First you need to opt for a debt advisor, as they will first come up with efficient ways through which you could save money on the basis of your budget. They will then help you carry out an assessment of your financial situation and debts by asking you a series of questions. The key agenda of following these questions is to get a more accurate picture of your finances. Keep in mind that they must believe in establishing a trustworthy relationship with you so that you can be completely honest with them upon the discussion of your finances to get the required help you need.
They use this information to calculate how much you can comfortably afford to pay each month out of your surplus income. Once this amount has been agreed with you, they ask your creditor to cease all charges and negotiate a different repayment schedule, the one which will be easier to manage every month. In most cases, creditors are happy to agree to the plans because they know from their experience that such plans are realistic and sustainable.

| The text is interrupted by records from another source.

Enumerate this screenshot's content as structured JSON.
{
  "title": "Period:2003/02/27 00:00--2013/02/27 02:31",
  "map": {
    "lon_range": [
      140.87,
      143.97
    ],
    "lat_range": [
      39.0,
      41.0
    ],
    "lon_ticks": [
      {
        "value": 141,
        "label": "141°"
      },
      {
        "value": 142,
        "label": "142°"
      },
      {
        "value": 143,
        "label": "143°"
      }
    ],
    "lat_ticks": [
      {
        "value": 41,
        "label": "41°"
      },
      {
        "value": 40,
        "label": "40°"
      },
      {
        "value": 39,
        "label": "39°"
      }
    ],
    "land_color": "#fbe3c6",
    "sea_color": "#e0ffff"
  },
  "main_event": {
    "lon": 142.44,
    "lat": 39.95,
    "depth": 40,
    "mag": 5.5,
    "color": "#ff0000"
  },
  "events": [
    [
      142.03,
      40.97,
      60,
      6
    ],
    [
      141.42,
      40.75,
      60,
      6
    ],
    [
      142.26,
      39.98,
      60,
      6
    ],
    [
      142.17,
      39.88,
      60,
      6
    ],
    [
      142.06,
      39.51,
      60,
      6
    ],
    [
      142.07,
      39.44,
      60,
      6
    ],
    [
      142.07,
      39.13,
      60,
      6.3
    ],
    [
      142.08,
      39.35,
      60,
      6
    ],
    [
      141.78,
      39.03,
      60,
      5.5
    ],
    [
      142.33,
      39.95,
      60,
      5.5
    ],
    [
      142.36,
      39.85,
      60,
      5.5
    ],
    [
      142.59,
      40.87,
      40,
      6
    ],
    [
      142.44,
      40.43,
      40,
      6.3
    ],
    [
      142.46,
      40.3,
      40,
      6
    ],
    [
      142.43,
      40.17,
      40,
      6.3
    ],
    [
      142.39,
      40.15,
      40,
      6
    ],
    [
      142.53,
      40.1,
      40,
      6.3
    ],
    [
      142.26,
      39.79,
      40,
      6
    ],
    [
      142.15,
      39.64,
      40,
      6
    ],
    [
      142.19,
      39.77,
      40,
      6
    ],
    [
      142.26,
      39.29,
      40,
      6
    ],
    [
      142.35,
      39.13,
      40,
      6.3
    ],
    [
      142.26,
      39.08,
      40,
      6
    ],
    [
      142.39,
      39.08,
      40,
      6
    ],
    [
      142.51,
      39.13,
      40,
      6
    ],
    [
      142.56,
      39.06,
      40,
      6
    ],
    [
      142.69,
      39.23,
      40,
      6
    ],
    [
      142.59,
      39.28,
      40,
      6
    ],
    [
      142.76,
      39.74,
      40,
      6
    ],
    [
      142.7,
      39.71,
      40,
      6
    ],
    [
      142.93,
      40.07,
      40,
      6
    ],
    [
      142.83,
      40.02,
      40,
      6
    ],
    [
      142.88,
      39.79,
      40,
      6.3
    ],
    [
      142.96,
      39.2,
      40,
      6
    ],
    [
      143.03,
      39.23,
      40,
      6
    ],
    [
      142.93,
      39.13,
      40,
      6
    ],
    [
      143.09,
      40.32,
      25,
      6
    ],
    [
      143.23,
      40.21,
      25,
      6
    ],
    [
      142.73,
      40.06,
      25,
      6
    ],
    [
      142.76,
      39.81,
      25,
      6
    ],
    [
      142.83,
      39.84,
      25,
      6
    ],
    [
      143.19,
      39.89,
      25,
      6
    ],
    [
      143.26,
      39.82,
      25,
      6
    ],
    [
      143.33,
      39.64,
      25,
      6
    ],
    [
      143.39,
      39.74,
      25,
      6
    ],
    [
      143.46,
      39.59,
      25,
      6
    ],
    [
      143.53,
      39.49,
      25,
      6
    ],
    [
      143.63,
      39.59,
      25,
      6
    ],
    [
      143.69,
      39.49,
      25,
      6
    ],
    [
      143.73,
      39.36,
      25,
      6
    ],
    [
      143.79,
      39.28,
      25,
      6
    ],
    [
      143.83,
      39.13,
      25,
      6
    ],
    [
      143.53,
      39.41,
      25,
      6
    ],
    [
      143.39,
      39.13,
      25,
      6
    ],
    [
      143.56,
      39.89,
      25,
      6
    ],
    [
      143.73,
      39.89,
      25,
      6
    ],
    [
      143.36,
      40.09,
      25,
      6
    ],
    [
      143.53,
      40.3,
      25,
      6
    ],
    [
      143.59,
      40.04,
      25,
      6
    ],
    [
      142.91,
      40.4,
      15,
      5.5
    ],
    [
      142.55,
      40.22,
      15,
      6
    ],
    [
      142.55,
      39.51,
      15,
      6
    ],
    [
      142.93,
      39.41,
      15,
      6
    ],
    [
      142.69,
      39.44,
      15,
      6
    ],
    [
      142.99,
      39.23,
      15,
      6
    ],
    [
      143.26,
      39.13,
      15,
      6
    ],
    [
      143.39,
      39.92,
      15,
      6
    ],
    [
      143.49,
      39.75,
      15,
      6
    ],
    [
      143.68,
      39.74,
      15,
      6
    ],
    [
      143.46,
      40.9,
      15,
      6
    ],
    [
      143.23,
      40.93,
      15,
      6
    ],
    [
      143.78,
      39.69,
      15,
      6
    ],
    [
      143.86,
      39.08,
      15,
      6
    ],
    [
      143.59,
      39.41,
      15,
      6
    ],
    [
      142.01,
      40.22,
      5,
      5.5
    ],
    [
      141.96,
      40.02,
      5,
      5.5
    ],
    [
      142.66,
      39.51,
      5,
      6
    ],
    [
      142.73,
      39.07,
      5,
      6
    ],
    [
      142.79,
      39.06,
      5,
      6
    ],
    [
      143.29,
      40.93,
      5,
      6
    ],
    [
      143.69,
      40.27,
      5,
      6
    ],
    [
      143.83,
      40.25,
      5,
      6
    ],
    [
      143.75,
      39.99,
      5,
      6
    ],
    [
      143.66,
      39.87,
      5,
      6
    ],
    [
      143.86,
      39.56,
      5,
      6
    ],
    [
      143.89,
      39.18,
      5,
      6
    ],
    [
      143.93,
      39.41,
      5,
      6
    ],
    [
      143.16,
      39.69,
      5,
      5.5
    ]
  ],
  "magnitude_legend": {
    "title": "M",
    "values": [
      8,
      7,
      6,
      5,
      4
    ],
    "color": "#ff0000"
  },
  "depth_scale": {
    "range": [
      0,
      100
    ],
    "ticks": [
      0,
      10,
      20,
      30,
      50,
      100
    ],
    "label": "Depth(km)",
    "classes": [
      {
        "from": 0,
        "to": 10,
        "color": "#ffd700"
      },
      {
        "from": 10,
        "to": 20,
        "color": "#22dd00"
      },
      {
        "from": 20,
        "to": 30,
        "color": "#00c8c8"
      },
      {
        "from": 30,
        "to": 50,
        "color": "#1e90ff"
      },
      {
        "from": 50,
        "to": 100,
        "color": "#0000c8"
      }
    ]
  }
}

You then make a single monthly payment, all of which is distributed to your creditors on your behalf. It is important that the payment is made into your debt management plan on a monthly basis. Throughout the duration of your plan, your debt advisor should be constantly in touch with you so that you can have an experienced voice by your side in case of any issues from your creditor.
Your debt management plan must be reviewed at regular intervals to ensure that it still meets your ongoing circumstances. In case your financial situation changes, they will have the flexibility to renegotiate the payment terms on your behalf.